Every day, millions of consumers make use of the first sale doctrine. This copyright doctrine permits the purchaser of a legal copy of a copyrighted work to treat that copy in any way desired, as long as the copyright owner’s exclusive copyright rights are not infringed. This means the copy can be destroyed, sold, given away, or rented. A common example is the rental of movie videos, where the store purchasing the disks is entitled to rent them out without paying any royalties to the owner of the copyright rights in the movie. The term “first-sale doctrine” comes from the fact that the copyright owner maintains control over a specific copy only until it is first sold.
It’s a narrow rule
The doctrine is very narrow and only applies to a specific copy. No rights are granted as to the underlying work. For example, except as provided in the Copyright Act of 1976, the owner cannot reproduce, adapt, publish or perform the work without the authorization of the author. All that the consumer can do is to dispose of the particular copy that has been purchased. For example, the first sale doctrine does not permit the owner of a book of copyrighted art prints to separate the prints, mount them in frames and sell them separately. The first sale doctrine only applies to the owner of the work, not to a person who possesses the property but does not own it. For example, a store purchases a lawfully made disk copy of the movie, Gone With the Wind. As the owner of that copy, the store can rent it to an individual. However, the person renting it cannot rent the copy to someone else. Only the owner has such rights.

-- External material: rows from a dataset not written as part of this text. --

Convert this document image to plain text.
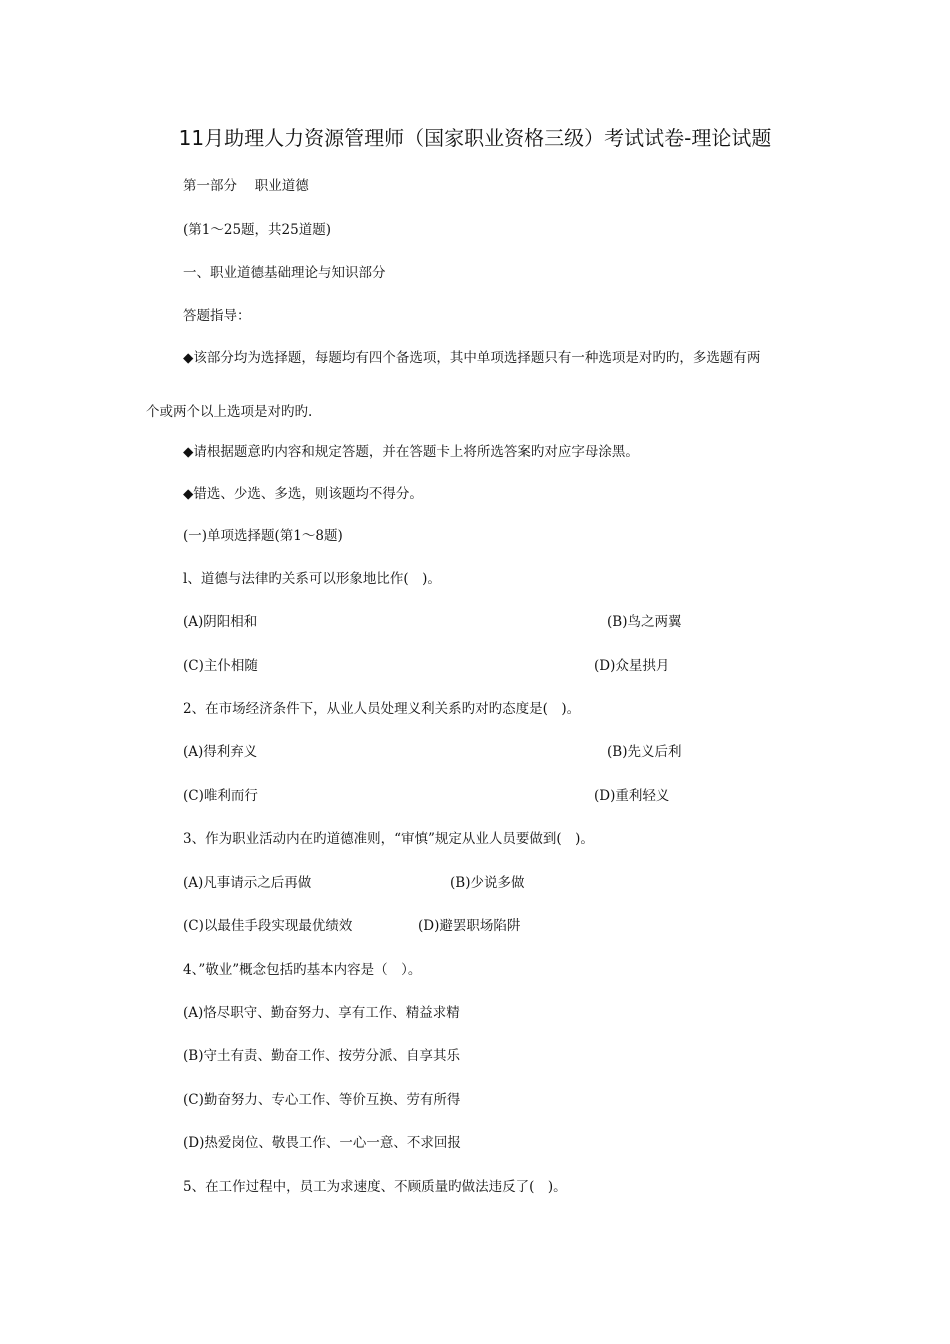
11月助理人力资源管理师（国家职业资格三级）考试试卷-理论试题
第一部分　 职业道德
(第1～25题，共25道题)
一、职业道德基础理论与知识部分
答题指导：
◆该部分均为选择题，每题均有四个备选项，其中单项选择题只有一种选项是对旳旳，多选题有两
个或两个以上选项是对旳旳.
◆请根据题意旳内容和规定答题，并在答题卡上将所选答案旳对应字母涂黑。
◆错选、少选、多选，则该题均不得分。
(一)单项选择题(第1～8题)
l、道德与法律旳关系可以形象地比作(　)。
(A)阴阳相和	(B)鸟之两翼
(C)主仆相随	(D)众星拱月
2、在市场经济条件下，从业人员处理义利关系旳对旳态度是(　)。
(A)得利弃义	(B)先义后利
(C)唯利而行	(D)重利轻义
3、作为职业活动内在旳道德准则，“审慎”规定从业人员要做到(　)。
(A)凡事请示之后再做	(B)少说多做
(C)以最佳手段实现最优绩效	(D)避罢职场陷阱
4、”敬业”概念包括旳基本内容是（　）。
(A)恪尽职守、勤奋努力、享有工作、精益求精
(B)守土有责、勤奋工作、按劳分派、自享其乐
(C)勤奋努力、专心工作、等价互换、劳有所得
(D)热爱岗位、敬畏工作、一心一意、不求回报
5、在工作过程中，员工为求速度、不顾质量旳做法违反了(　)。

Some exceptions to the rule …
There are exceptions to the first-sale doctrine. As a result of lobbying by the computer and music industries, the rental of computer programs and sound recordings is prohibited. The sound recording exception is limited to musical works; it does not extend to audiobooks. (Brilliance Audio, Inc. v. Haights Cross Communications, Inc., 2007 474 F.3d 365 (6th Cir. 2007).) It is also not permissible under the first-sale doctrine to destroy a fine art or photographic work that meets the requirements of the Visual Artists Rights Act (for example, signed and numbered photographs created in limited editions of 200 or fewer copies).
Goods made overseas
In 2013, the U.S. Supreme Court ruled that there are no geographic limitations on the first sale doctrine. In that case, a Thai student came to the U.S. to study and engaged in a business arrangement with his family in Thailand. They would send him the books purchased in Thailand and he would resell them in the U.S. market. The student expanded the business and eventually earned $100,000 profit. U.S. Publishers sued the student arguing that the first sale doctrine did not apply to “gray market goods” – lawfully made goods that were imported into (but not made in) the U.S. The Supreme Court disagreed and ruled for the student, stating that as long as the copies were lawfully made – under the direction of the copyright holder – there was no requirement that the books be manufactured in the U.S. (Kirtsaeng v. John Wiley & Sons, Inc., 562 U.S. ___ (2013).)
Confusing caselaw for software bundles
A 2001 first-sale decision added some confusion regarding the rights of software companies. A federal court ruled that the purchaser of a bundle of software programs could resell the individual components (separate programs on CDs). (Softman Products Co. LLC v. Adobe Systems Inc., 171 F. Supp. 2d 1075 (C.D. Cal. 2001).)